Based upon the foregoing, and in reliance thereon, and subject to the limitations, qualifications and exceptions set forth herein, we are of the opinion that the Units are duly authorized and, upon issuance and delivery of the Units and receipt by the Funds of payment of the purchase price therefor in accordance with the Form S-8 registration statement, the Units will be validly issued and non-assessable by the Funds.

Without limiting any of the other limitations, exceptions and qualifications stated elsewhere herein, we express no opinion with regard to the applicability or effect of the law of any jurisdiction other than, as in effect on the date of this letter, (i) the laws of the State of New York and (ii) the federal laws of the United States.

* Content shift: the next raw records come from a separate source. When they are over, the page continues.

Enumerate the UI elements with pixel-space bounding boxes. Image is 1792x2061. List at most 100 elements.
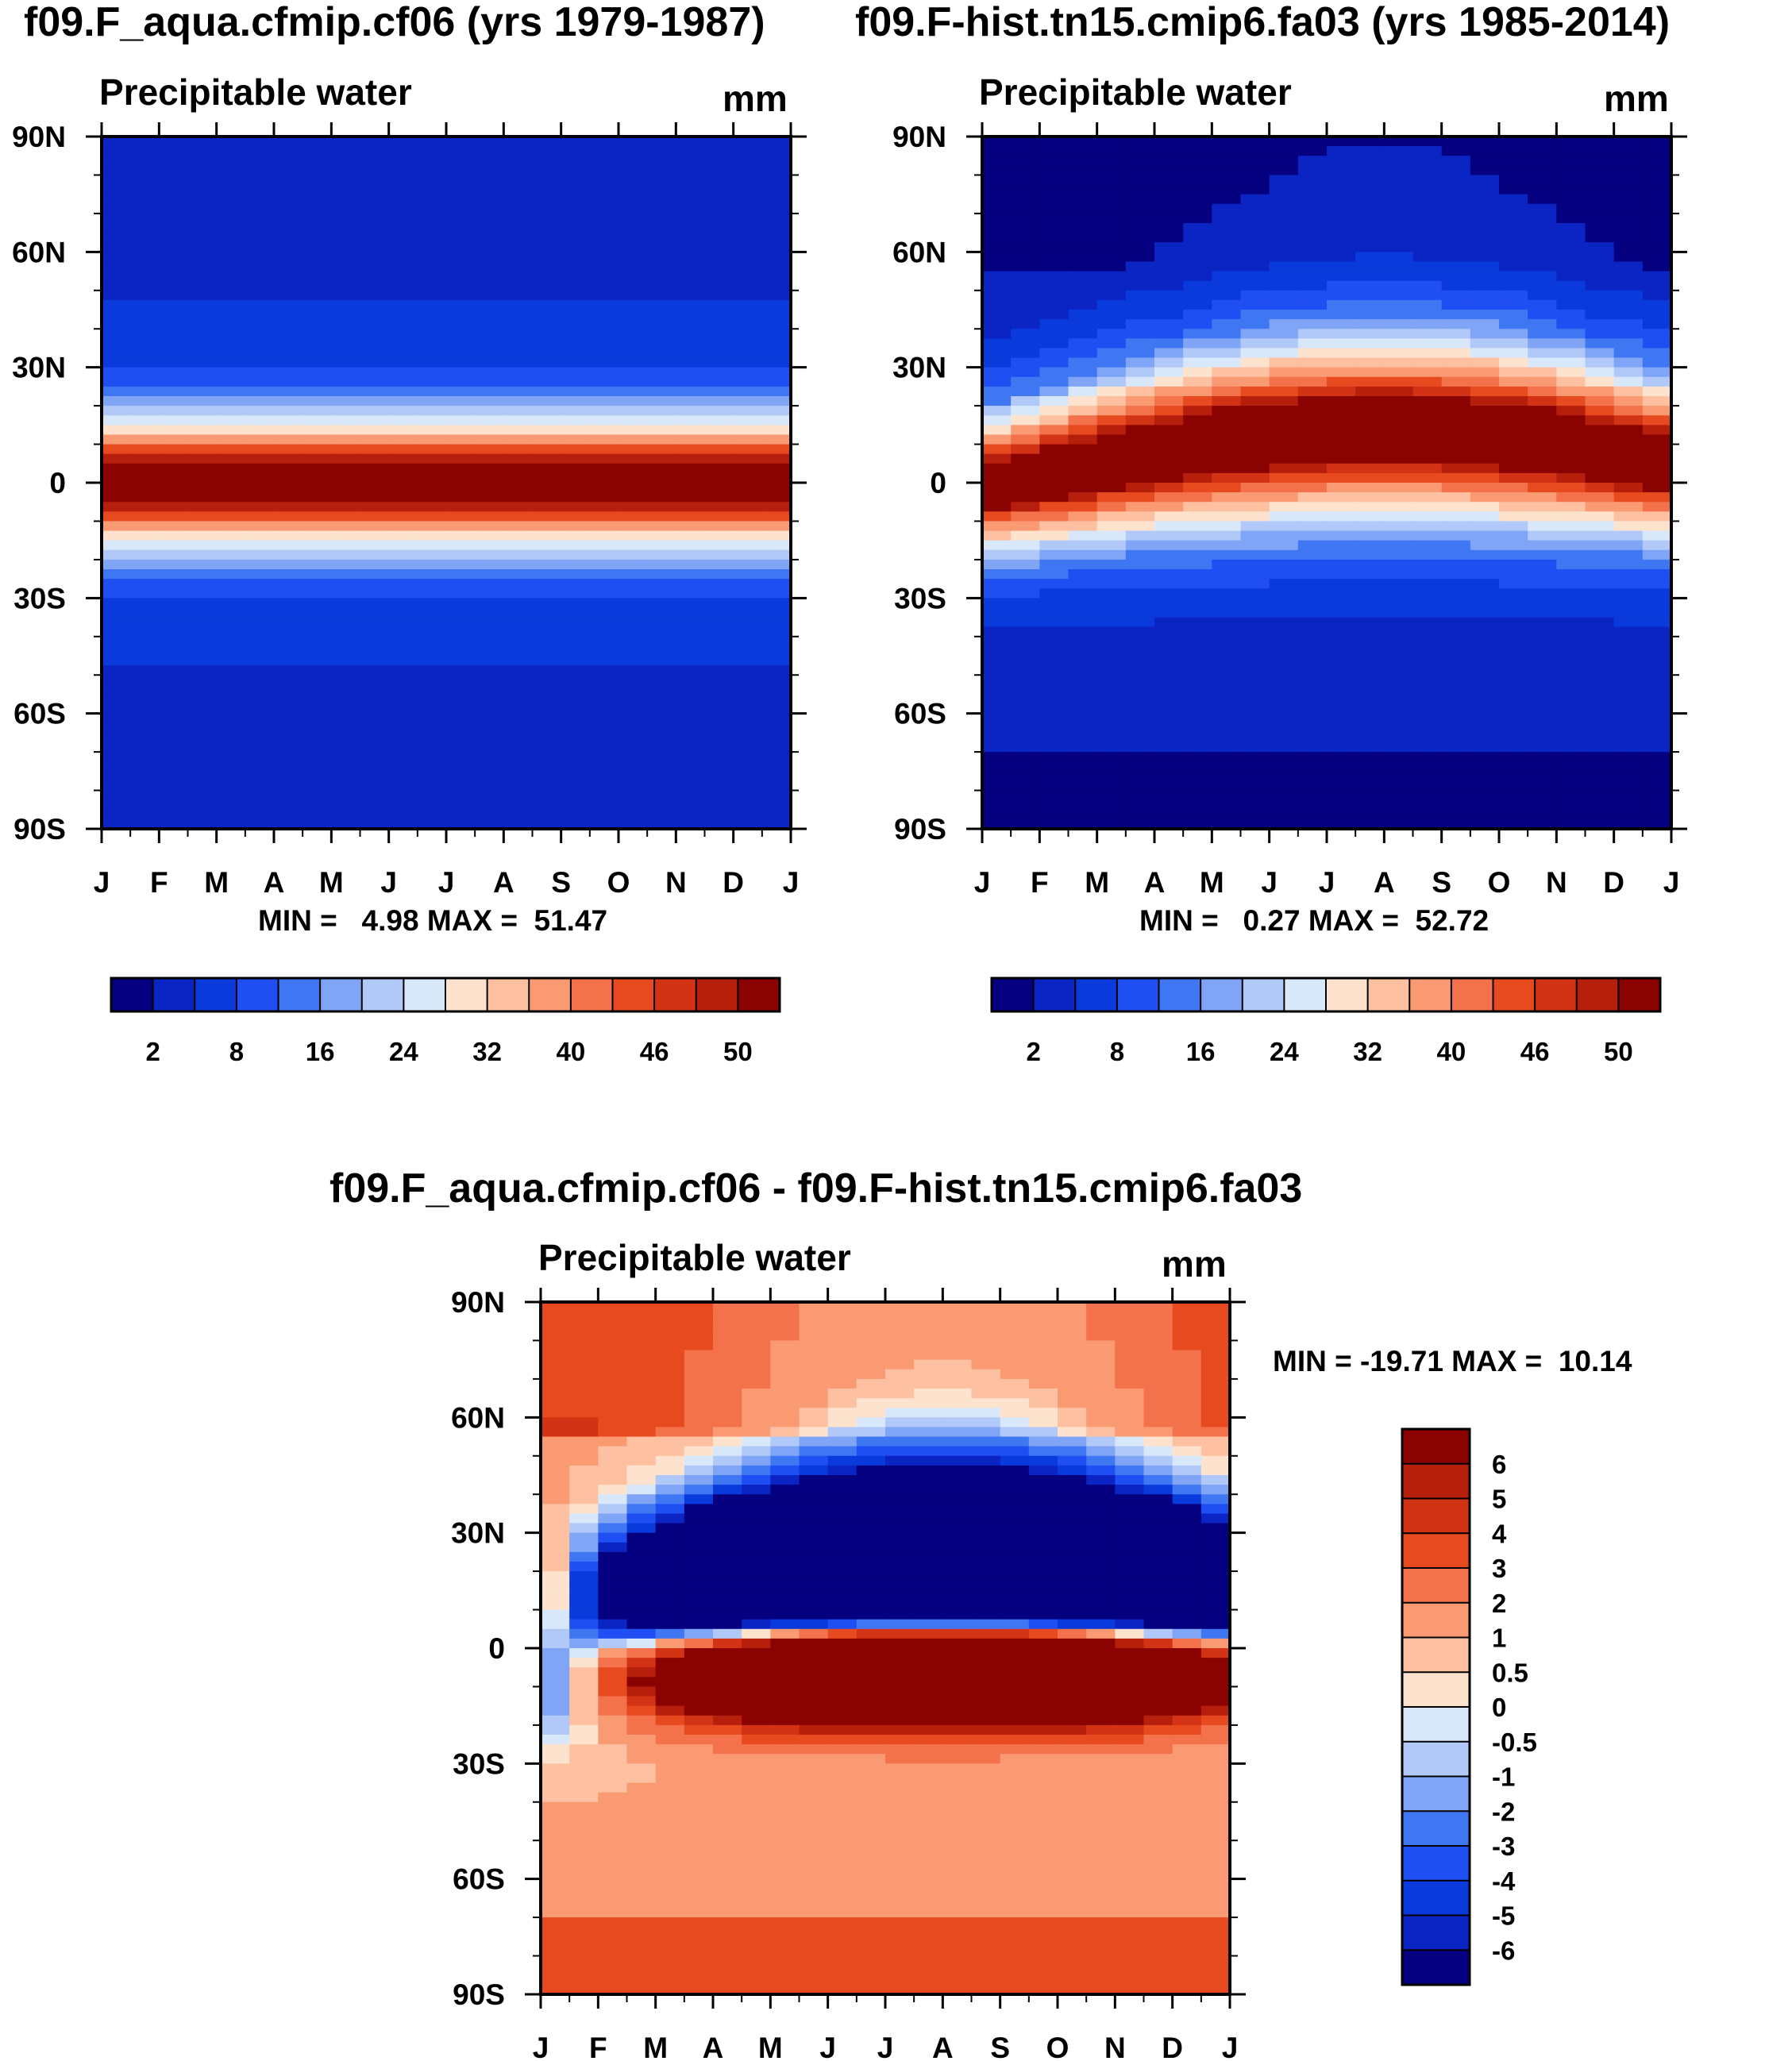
heatmap-cell <box>676 722 706 734</box>
heatmap-cell <box>885 1581 915 1591</box>
heatmap-cell <box>532 165 563 175</box>
heatmap-cell <box>1355 521 1385 532</box>
heatmap-cell <box>742 1436 772 1447</box>
heatmap-cell <box>1183 675 1213 685</box>
heatmap-cell <box>417 376 448 387</box>
heatmap-cell <box>1125 406 1156 416</box>
heatmap-cell <box>159 376 189 387</box>
heatmap-cell <box>1200 1369 1230 1380</box>
heatmap-cell <box>619 146 649 156</box>
heatmap-cell <box>1154 559 1185 570</box>
heatmap-cell <box>446 607 476 618</box>
heatmap-cell <box>102 569 132 580</box>
heatmap-cell <box>713 1696 743 1707</box>
heatmap-cell <box>799 1562 830 1572</box>
heatmap-cell <box>856 1562 887 1572</box>
heatmap-cell <box>684 1494 715 1504</box>
heatmap-cell <box>216 434 247 445</box>
heatmap-cell <box>1125 809 1156 820</box>
heatmap-cell <box>1039 588 1069 599</box>
heatmap-cell <box>102 463 132 474</box>
heatmap-cell <box>589 780 620 792</box>
heatmap-cell <box>331 175 361 186</box>
heatmap-cell <box>360 559 391 570</box>
heatmap-cell <box>914 1648 944 1658</box>
heatmap-cell <box>619 521 649 532</box>
heatmap-cell <box>1384 675 1414 685</box>
heatmap-cell <box>914 1532 944 1543</box>
heatmap-cell <box>770 1811 800 1822</box>
heatmap-cell <box>1327 761 1357 772</box>
heatmap-cell <box>799 1542 830 1553</box>
colorbar-label: 40 <box>1437 1037 1466 1066</box>
heatmap-cell <box>827 1744 858 1755</box>
heatmap-cell <box>619 271 649 282</box>
heatmap-cell <box>417 367 448 378</box>
heatmap-cell <box>676 146 706 156</box>
heatmap-cell <box>1297 598 1328 608</box>
heatmap-cell <box>417 290 448 301</box>
heatmap-cell <box>1528 694 1558 705</box>
heatmap-cell <box>655 1724 686 1735</box>
heatmap-cell <box>1068 338 1099 349</box>
heatmap-cell <box>417 559 448 570</box>
colorbar-label: 24 <box>1270 1037 1299 1066</box>
heatmap-cell <box>770 1581 800 1591</box>
heatmap-cell <box>1200 1696 1230 1707</box>
heatmap-cell <box>1297 511 1328 522</box>
heatmap-cell <box>1200 1485 1230 1495</box>
heatmap-cell <box>589 598 620 608</box>
heatmap-cell <box>1096 492 1127 503</box>
heatmap-cell <box>1269 799 1300 811</box>
heatmap-cell <box>216 310 247 320</box>
heatmap-cell <box>1125 732 1156 743</box>
heatmap-cell <box>1115 1686 1145 1697</box>
heatmap-cell <box>655 1590 686 1601</box>
heatmap-cell <box>102 242 132 252</box>
heatmap-cell <box>1297 742 1328 753</box>
heatmap-cell <box>1011 252 1041 262</box>
heatmap-cell <box>885 1562 915 1572</box>
heatmap-cell <box>1125 752 1156 762</box>
heatmap-cell <box>1183 338 1213 349</box>
heatmap-cell <box>1556 809 1586 820</box>
heatmap-cell <box>647 521 677 532</box>
heatmap-cell <box>1172 1763 1203 1774</box>
heatmap-cell <box>102 472 132 483</box>
heatmap-cell <box>1143 1744 1174 1755</box>
heatmap-cell <box>1240 146 1271 156</box>
heatmap-cell <box>1269 540 1300 551</box>
heatmap-cell <box>1028 1686 1059 1697</box>
heatmap-cell <box>475 549 505 561</box>
heatmap-cell <box>885 1609 915 1620</box>
heatmap-cell <box>1068 453 1099 464</box>
heatmap-cell <box>619 675 649 685</box>
heatmap-cell <box>626 1369 657 1380</box>
colorbar-label: 16 <box>1186 1037 1216 1066</box>
heatmap-cell <box>1115 1551 1145 1562</box>
heatmap-cell <box>216 348 247 359</box>
heatmap-cell <box>102 252 132 262</box>
heatmap-cell <box>1556 453 1586 464</box>
heatmap-cell <box>1086 1648 1116 1658</box>
heatmap-cell <box>1642 761 1671 772</box>
colorbar-box <box>528 977 572 1012</box>
heatmap-cell <box>619 790 649 801</box>
heatmap-cell <box>1183 194 1213 205</box>
heatmap-cell <box>1470 252 1501 262</box>
heatmap-cell <box>1028 1408 1059 1418</box>
heatmap-cell <box>1212 713 1242 724</box>
heatmap-cell <box>770 1331 800 1341</box>
heatmap-cell <box>1642 492 1671 503</box>
heatmap-cell <box>914 1744 944 1755</box>
heatmap-cell <box>647 376 677 387</box>
heatmap-cell <box>713 1571 743 1581</box>
heatmap-cell <box>713 1331 743 1341</box>
heatmap-cell <box>1642 310 1671 320</box>
heatmap-cell <box>561 530 592 541</box>
heatmap-cell <box>503 146 534 156</box>
heatmap-cell <box>1412 790 1443 801</box>
heatmap-cell <box>245 376 276 387</box>
heatmap-cell <box>684 1619 715 1630</box>
heatmap-cell <box>799 1811 830 1822</box>
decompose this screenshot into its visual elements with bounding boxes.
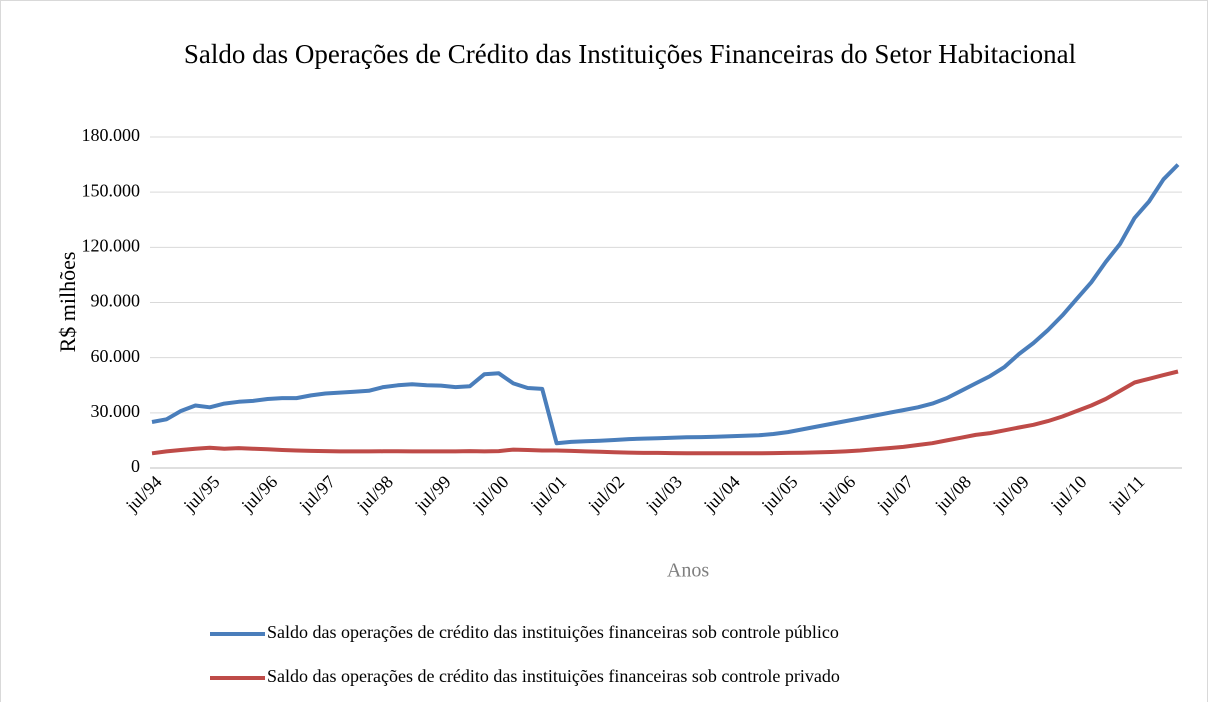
x-axis-label: Anos [667,560,709,582]
x-tick-label: jul/97 [295,472,340,517]
y-tick-label: 90.000 [91,291,141,311]
x-tick-label: jul/98 [352,472,397,517]
x-tick-label: jul/11 [1104,472,1148,516]
x-tick-label: jul/04 [699,472,744,517]
y-axis-label: R$ milhões [55,252,80,353]
legend-label: Saldo das operações de crédito das insti… [267,622,839,642]
y-tick-label: 30.000 [91,401,141,421]
line-series [151,369,1179,456]
x-tick-label: jul/94 [121,472,166,517]
x-tick-label: jul/08 [930,472,975,517]
x-tick-label: jul/99 [410,472,455,517]
x-tick-label: jul/96 [237,472,282,517]
x-tick-label: jul/05 [757,472,802,517]
x-tick-label: jul/01 [526,472,571,517]
y-tick-label: 120.000 [82,235,141,255]
y-tick-label: 180.000 [82,125,141,145]
x-tick-label: jul/00 [468,472,513,517]
y-tick-label: 0 [131,456,140,476]
y-tick-label: 60.000 [91,346,141,366]
legend-label: Saldo das operações de crédito das insti… [267,666,840,686]
chart-title: Saldo das Operações de Crédito das Insti… [183,39,1077,69]
x-tick-label: jul/10 [1046,472,1091,517]
x-tick-label: jul/03 [641,472,686,517]
x-tick-label: jul/02 [584,472,629,517]
x-tick-label: jul/95 [179,472,224,517]
x-tick-label: jul/06 [815,472,860,517]
x-tick-label: jul/07 [873,472,918,517]
x-tick-label: jul/09 [988,472,1033,517]
y-tick-label: 150.000 [82,180,141,200]
line-series [151,163,1180,446]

This opinion is rendered solely to you and to holders of Units, including participants in the Program, in connection with the filing of the Form S-8 registration statement with respect to the registration of Units of the Funds. This opinion may not be relied upon by you for any other purpose or delivered to or relied upon by any other person without our express prior written consent; except that you may furnish a copy of this opinion for information (but not reliance): (i) to your independent auditors and your attorneys, (ii) pursuant to order or legal process of any court or governmental agency, and (iii) in connection with any legal action to which you are a party arising out of the issuance and delivery of the Units. This opinion is rendered to you as of the date hereof and is not to be deemed to have been reissued by any subsequent delivery as permitted above, and we assume no obligation to advise you or any other person hereafter with regard to any change after the date hereof in the circumstances or the law that may bear on the matters set forth herein even though the change may affect the legal analysis or a legal conclusion or other matters in this opinion letter.

 


 

General Electric Company

February 23, 2012

Page 3

 

We hereby consent to (i) the reference to our firm as Legal Counsel in the Form S-8 registration statement and (ii) the filing of this opinion as an exhibit to the Form S-8 registration statement. In giving this consent, we do not admit that we are within the category of persons whose consent is required under Section 7 of the Securities Act, the rules and regulations of the Securities and Exchange Commission promulgated thereunder.